Since then, Powell says she has become a self-taught legal expert, fighting her landlord in housing court since 2023. She recently filed a harassment claim, alleging the landlord filed unnecessary legal actions in an attempt to evict her.
“I became a hood lawyer because of this!” Powell said.
Sabrina Powell and her folder of legal documents, detailing her longstanding disputes with her landlord. Photo by Marina Samuel
Pierina Sanchez, who chairs the housing and buildings committee in the New York City Council, joined housing advocates ahead of the hearing to support tenants preparing to testify.
Darius Gordon, executive director of Met Council on Housing, said Bronx tenants face some of the most predatory practices from landlords in the city.

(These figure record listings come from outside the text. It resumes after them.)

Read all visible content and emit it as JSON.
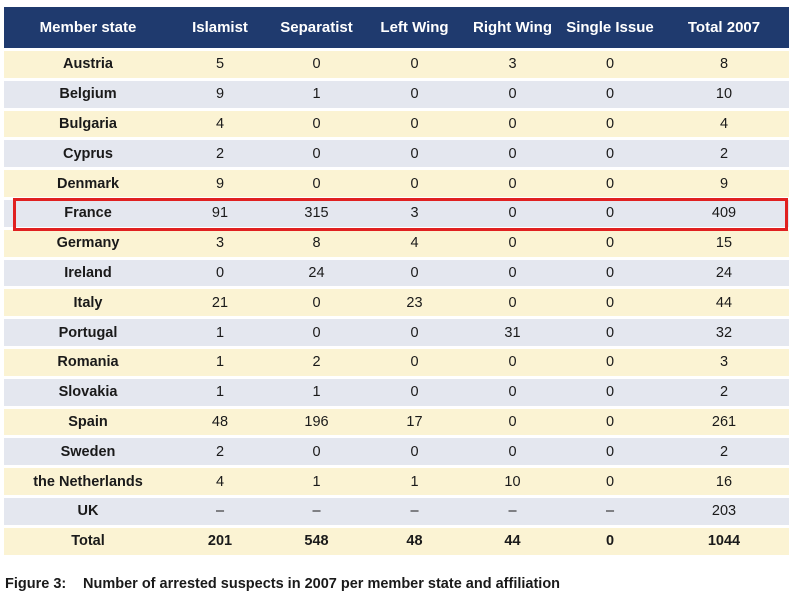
{
  "table": {
    "headers": [
      "Member state",
      "Islamist",
      "Separatist",
      "Left Wing",
      "Right Wing",
      "Single Issue",
      "Total 2007"
    ],
    "rows": [
      [
        "Austria",
        "5",
        "0",
        "0",
        "3",
        "0",
        "8"
      ],
      [
        "Belgium",
        "9",
        "1",
        "0",
        "0",
        "0",
        "10"
      ],
      [
        "Bulgaria",
        "4",
        "0",
        "0",
        "0",
        "0",
        "4"
      ],
      [
        "Cyprus",
        "2",
        "0",
        "0",
        "0",
        "0",
        "2"
      ],
      [
        "Denmark",
        "9",
        "0",
        "0",
        "0",
        "0",
        "9"
      ],
      [
        "France",
        "91",
        "315",
        "3",
        "0",
        "0",
        "409"
      ],
      [
        "Germany",
        "3",
        "8",
        "4",
        "0",
        "0",
        "15"
      ],
      [
        "Ireland",
        "0",
        "24",
        "0",
        "0",
        "0",
        "24"
      ],
      [
        "Italy",
        "21",
        "0",
        "23",
        "0",
        "0",
        "44"
      ],
      [
        "Portugal",
        "1",
        "0",
        "0",
        "31",
        "0",
        "32"
      ],
      [
        "Romania",
        "1",
        "2",
        "0",
        "0",
        "0",
        "3"
      ],
      [
        "Slovakia",
        "1",
        "1",
        "0",
        "0",
        "0",
        "2"
      ],
      [
        "Spain",
        "48",
        "196",
        "17",
        "0",
        "0",
        "261"
      ],
      [
        "Sweden",
        "2",
        "0",
        "0",
        "0",
        "0",
        "2"
      ],
      [
        "the Netherlands",
        "4",
        "1",
        "1",
        "10",
        "0",
        "16"
      ],
      [
        "UK",
        "–",
        "–",
        "–",
        "–",
        "–",
        "203"
      ]
    ],
    "total": [
      "Total",
      "201",
      "548",
      "48",
      "44",
      "0",
      "1044"
    ],
    "highlighted_row": "France"
  },
  "caption": {
    "label": "Figure 3:",
    "text": "Number of arrested suspects in 2007 per member state and affiliation"
  },
  "colors": {
    "header_bg": "#1f3a6e",
    "row_odd_bg": "#fbf3d3",
    "row_even_bg": "#e4e7ef",
    "highlight_border": "#e02020"
  }
}
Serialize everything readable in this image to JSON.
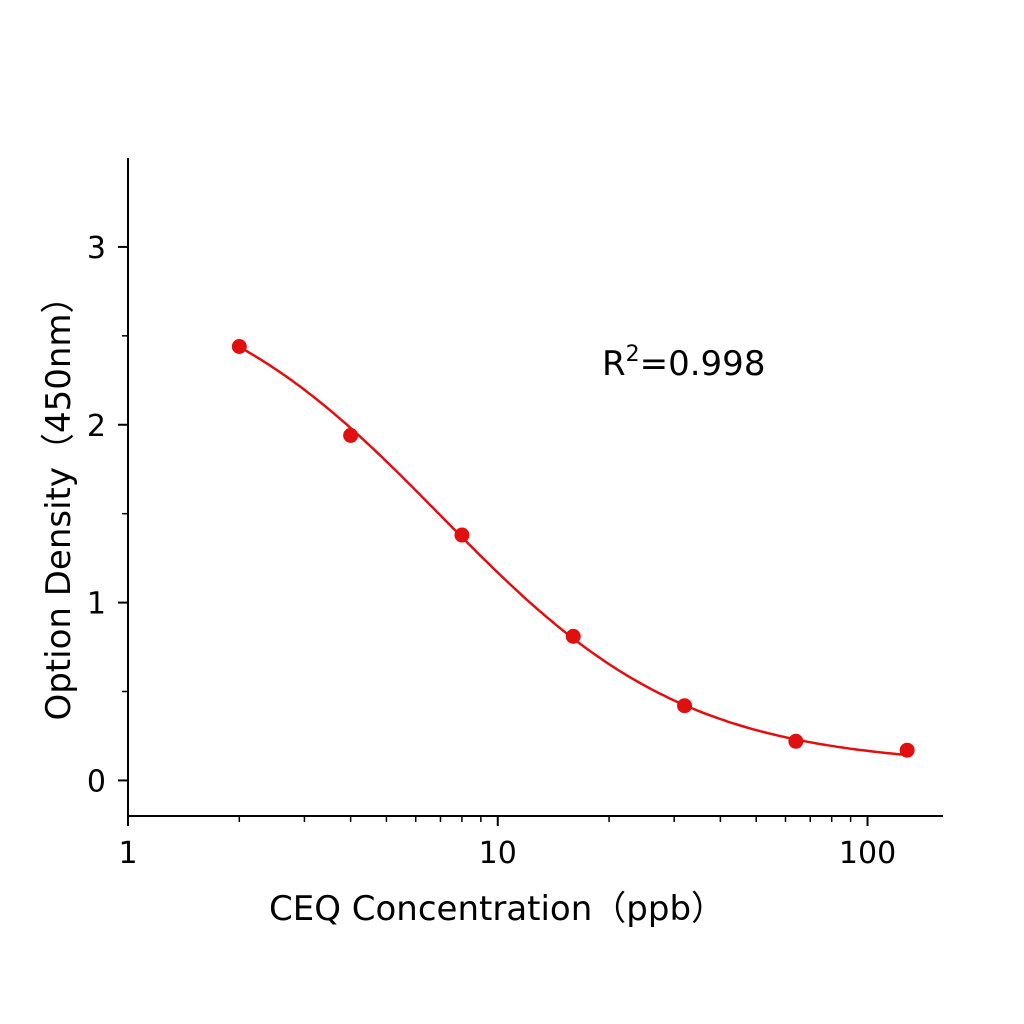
{
  "chart_data": {
    "type": "scatter",
    "title": "",
    "xlabel": "CEQ  Concentration（ppb）",
    "ylabel": "Option Density（450nm）",
    "x_scale": "log",
    "xlim": [
      1,
      160
    ],
    "ylim": [
      -0.2,
      3.5
    ],
    "x_ticks": [
      1,
      10,
      100
    ],
    "x_tick_labels": [
      "1",
      "10",
      "100"
    ],
    "y_ticks": [
      0,
      1,
      2,
      3
    ],
    "y_tick_labels": [
      "0",
      "1",
      "2",
      "3"
    ],
    "grid": false,
    "series": [
      {
        "x": [
          2,
          4,
          8,
          16,
          32,
          64,
          128
        ],
        "y": [
          2.44,
          1.94,
          1.38,
          0.81,
          0.42,
          0.22,
          0.17
        ],
        "marker": "circle",
        "fit_line": "four-parameter logistic",
        "color": "#e01010"
      }
    ],
    "annotation": {
      "base": "R",
      "superscript": "2",
      "text": "=0.998"
    }
  }
}
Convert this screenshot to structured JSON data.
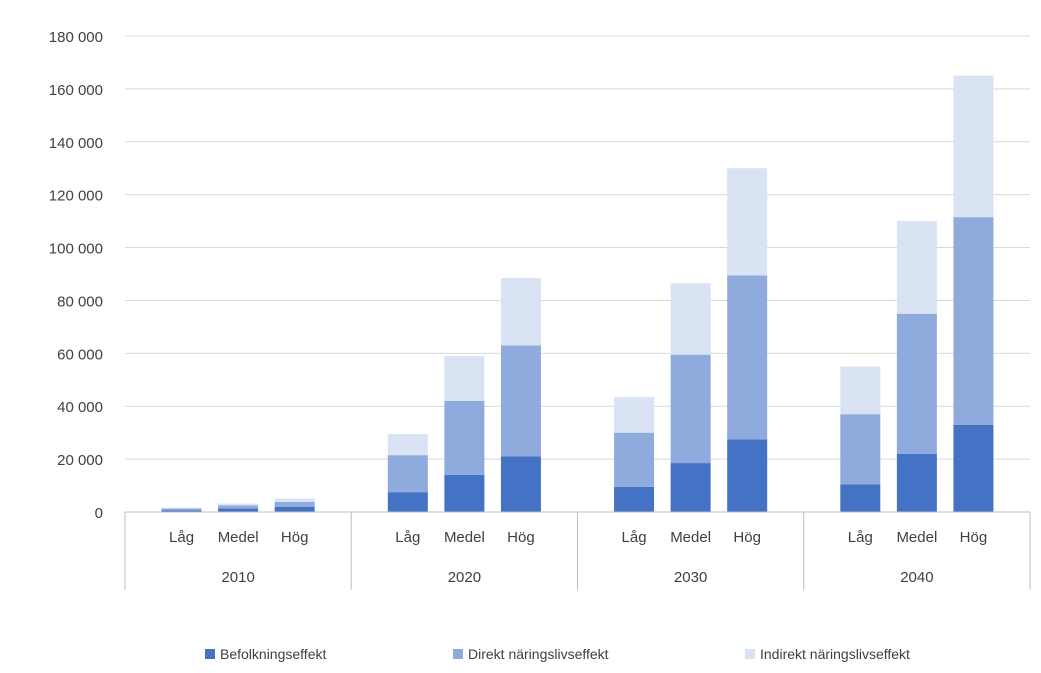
{
  "chart_data": {
    "type": "bar",
    "stacked": true,
    "title": "",
    "xlabel": "",
    "ylabel": "",
    "ylim": [
      0,
      180000
    ],
    "yticks": [
      0,
      20000,
      40000,
      60000,
      80000,
      100000,
      120000,
      140000,
      160000,
      180000
    ],
    "ytick_labels": [
      "0",
      "20 000",
      "40 000",
      "60 000",
      "80 000",
      "100 000",
      "120 000",
      "140 000",
      "160 000",
      "180 000"
    ],
    "grid": true,
    "legend_position": "bottom",
    "groups": [
      "2010",
      "2020",
      "2030",
      "2040"
    ],
    "subcategories": [
      "Låg",
      "Medel",
      "Hög"
    ],
    "series": [
      {
        "name": "Befolkningseffekt",
        "color": "#4472c4",
        "values": [
          [
            700,
            1300,
            2000
          ],
          [
            7500,
            14000,
            21000
          ],
          [
            9500,
            18500,
            27500
          ],
          [
            10500,
            22000,
            33000
          ]
        ]
      },
      {
        "name": "Direkt näringslivseffekt",
        "color": "#8faadc",
        "values": [
          [
            600,
            1200,
            1800
          ],
          [
            14000,
            28000,
            42000
          ],
          [
            20500,
            41000,
            62000
          ],
          [
            26500,
            53000,
            78500
          ]
        ]
      },
      {
        "name": "Indirekt näringslivseffekt",
        "color": "#dae3f3",
        "values": [
          [
            300,
            700,
            1300
          ],
          [
            8000,
            17000,
            25500
          ],
          [
            13500,
            27000,
            40500
          ],
          [
            18000,
            35000,
            53500
          ]
        ]
      }
    ]
  }
}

In three months, the Mayor’s Office to Protect Tenants, the Department of Housing Preservation & Development, the Department of Buildings and the Department of Consumer Worker Protection will compile testimony from the hearings into a report proposing policy changes and stronger enforcement measures.
He stated that while the hearing is a step in the right direction, he is hoping the report will produce tangible solutions.
“Tenants have to organize, regardless if they’re in the Bronx, Brooklyn, Queens, Staten Island. So we can’t romanticize this administration,” said Gordon in an interview with the Bronx Times.
“We cannot make the same mistakes that we’ve done in the past,” he said. “We have to do our job and make sure that we’re holding those in power accountable to the things that they promised.”